Starmer has a problem with his decalogue of good intentions. All Boris Johnson was able to sign without blushing. The Conservative Party has erased any reference to the austerity of the past decade from its speech. Downing Street got into debt like there was no tomorrow. He raised taxes with a surcharge on social contributions to inject additional funds into the National Health Service, and reform the Dependency and Care System for the Elderly. In other words, he reassured the society of small owners (of a good) that is today the British society.

Starmer plays on a delicate ground, in which he does not want to walk on the calluses of the business world, he avoids at all costs resuscitating the specter of Brexit – he limits himself to criticizing his “sloppy management” -, he praises the family , the neighborhood, the community, the patriotism. And he accuses Scottish nationalism, as guilty, according to him, as the Conservatives, of the country’s climate of division. In other words, he’s playing on Johnson’s field. With the difference that the electorate is, today, more willing to support and laugh at the thanks of the gamberro of Boris than to take a leap of faith with the virgin Starmer. Legend has it that Helen Fielding relied on him – he was at the time a notorious advocate for just causes – to create the character of Mark Darcy in Bridget Jones’s Diary. As the subject would say, the husband to whom every mother aspires for her daughter. Many Labor voters, for now, remain loyal to the villainous Boris Johnson, even if he doesn’t look like Hugh Grant.

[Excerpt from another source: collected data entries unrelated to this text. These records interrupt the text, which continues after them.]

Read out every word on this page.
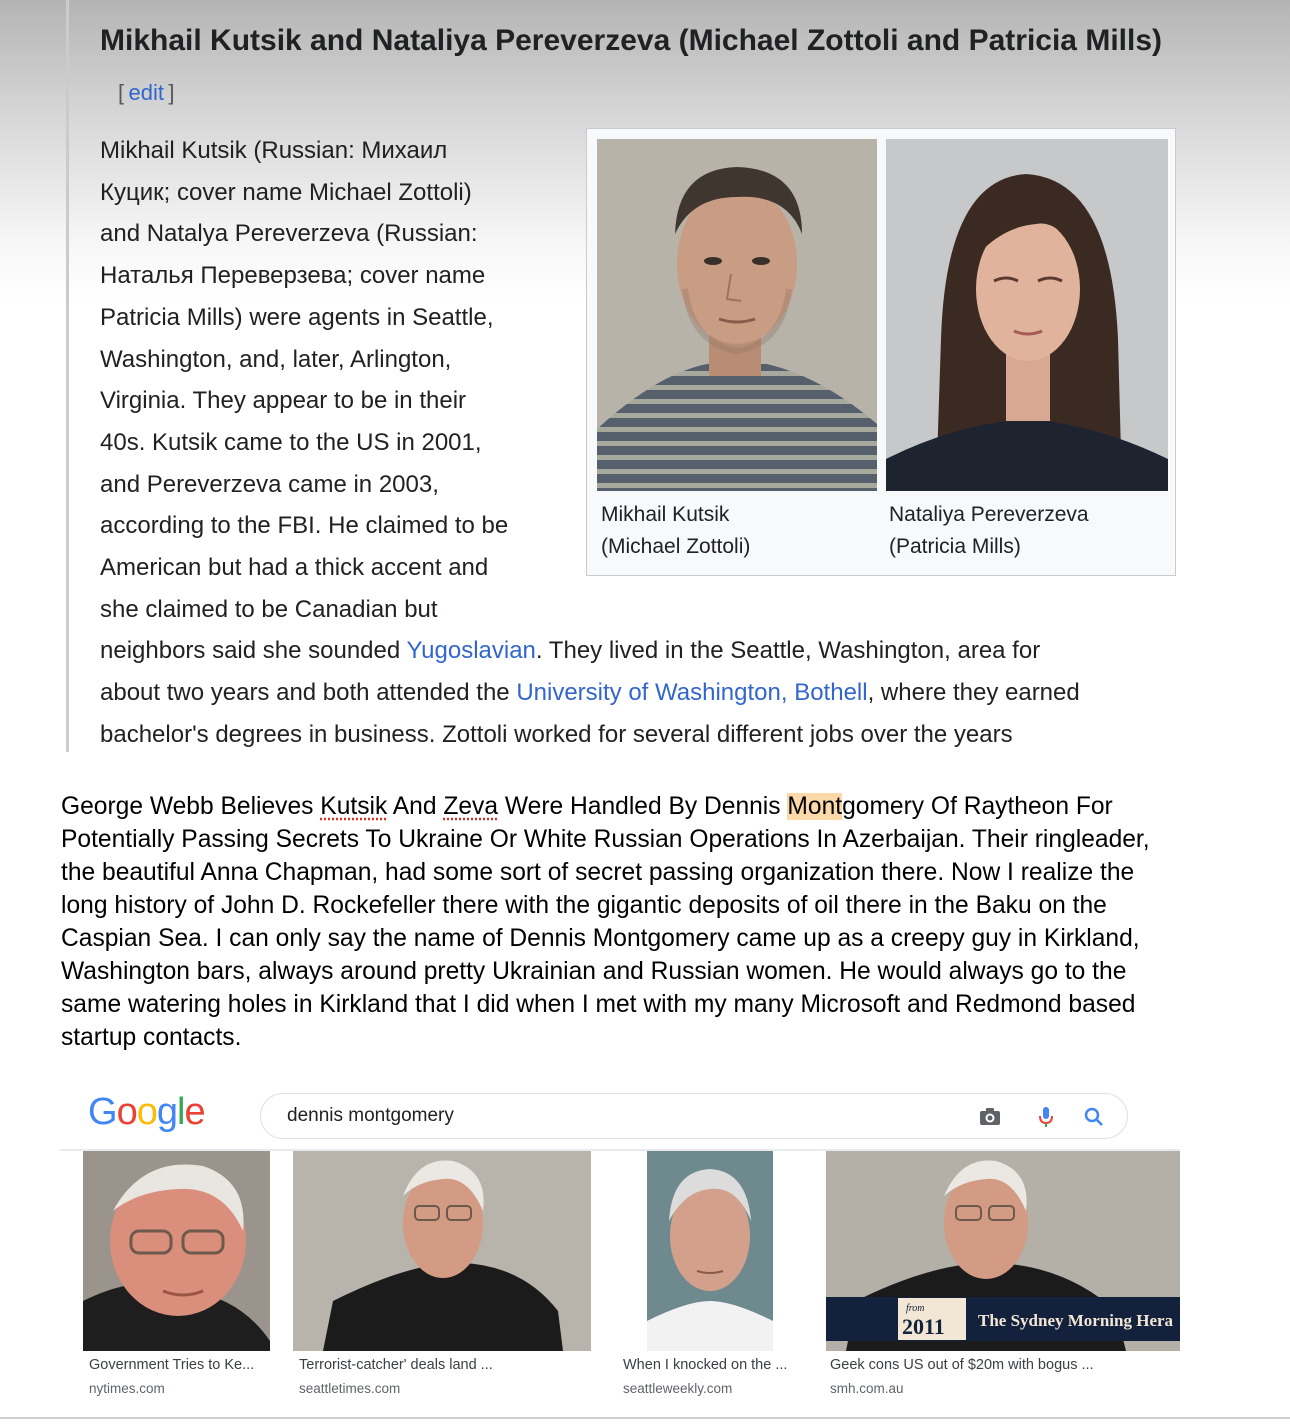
Mikhail Kutsik and Nataliya Pereverzeva (Michael Zottoli and Patricia Mills)[  edit  ]
Mikhail Kutsik
(Michael Zottoli)
Nataliya Pereverzeva
(Patricia Mills)

Mikhail Kutsik (Russian: Михаил

Куцик; cover name Michael Zottoli)

and Natalya Pereverzeva (Russian:

Наталья Переверзева; cover name

Patricia Mills) were agents in Seattle,

Washington, and, later, Arlington,

Virginia. They appear to be in their

40s. Kutsik came to the US in 2001,

and Pereverzeva came in 2003,

according to the FBI. He claimed to be

American but had a thick accent and

she claimed to be Canadian but

neighbors said she sounded Yugoslavian. They lived in the Seattle, Washington, area for

about two years and both attended the University of Washington, Bothell, where they earned

bachelor's degrees in business. Zottoli worked for several different jobs over the years

George Webb Believes Kutsik And Zeva Were Handled By Dennis Montgomery Of Raytheon For Potentially Passing Secrets To Ukraine Or White Russian Operations In Azerbaijan. Their ringleader, the beautiful Anna Chapman, had some sort of secret passing organization there. Now I realize the long history of John D. Rockefeller there with the gigantic deposits of oil there in the Baku on the Caspian Sea. I can only say the name of Dennis Montgomery came up as a creepy guy in Kirkland, Washington bars, always around pretty Ukrainian and Russian women. He would always go to the same watering holes in Kirkland that I did when I met with my many Microsoft and Redmond based startup contacts.
Google	dennis montgomery
from
2011 The Sydney Morning Hera
Government Tries to Ke...
nytimes.com
Terrorist-catcher' deals land ...
seattletimes.com
When I knocked on the ...
seattleweekly.com
Geek cons US out of $20m with bogus ...
smh.com.au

The Starmer team have announced plans to use the party’s annual convention, to be held next week in Brighton, to change the party’s house rules. He wants to end the system of electing the leader that Ed Milliband introduced in 2014 – one activist, one voice – to return to the previous one, which gave one third of the votes to the activists, another third to the unions and another to the le parliamentary group. Jeremy Corbyn swept his election with the support of militant youth organizations like Momentum. Membership has skyrocketed, much to the chagrin of Labor MPs. Most of them were from the Tony Blair era, and they were appalled by the radicalism of the veteran leftist. Starmer in turn poses a means of strengthening the alliance with the unions, essential to carry out its economic projects. But the overthrow, no matter how representative the electoral system is, has an undemocratic stench that does not even convince the allies of the party leader. Sharon Graham, the new leader of Unite – the largest in the UK – has already announced that she will not be attending the Brighton conference. He made an excuse for the need to focus on all the labor disputes the union has opened at the moment, but he also made clear his dissatisfaction with the proposed reform of the Labor leadership election system. Whether or not the measure materializes, at the start of the congress, will be the touchstone in determining whether Starmer emerges strengthened or weakened from the Brighton conclave.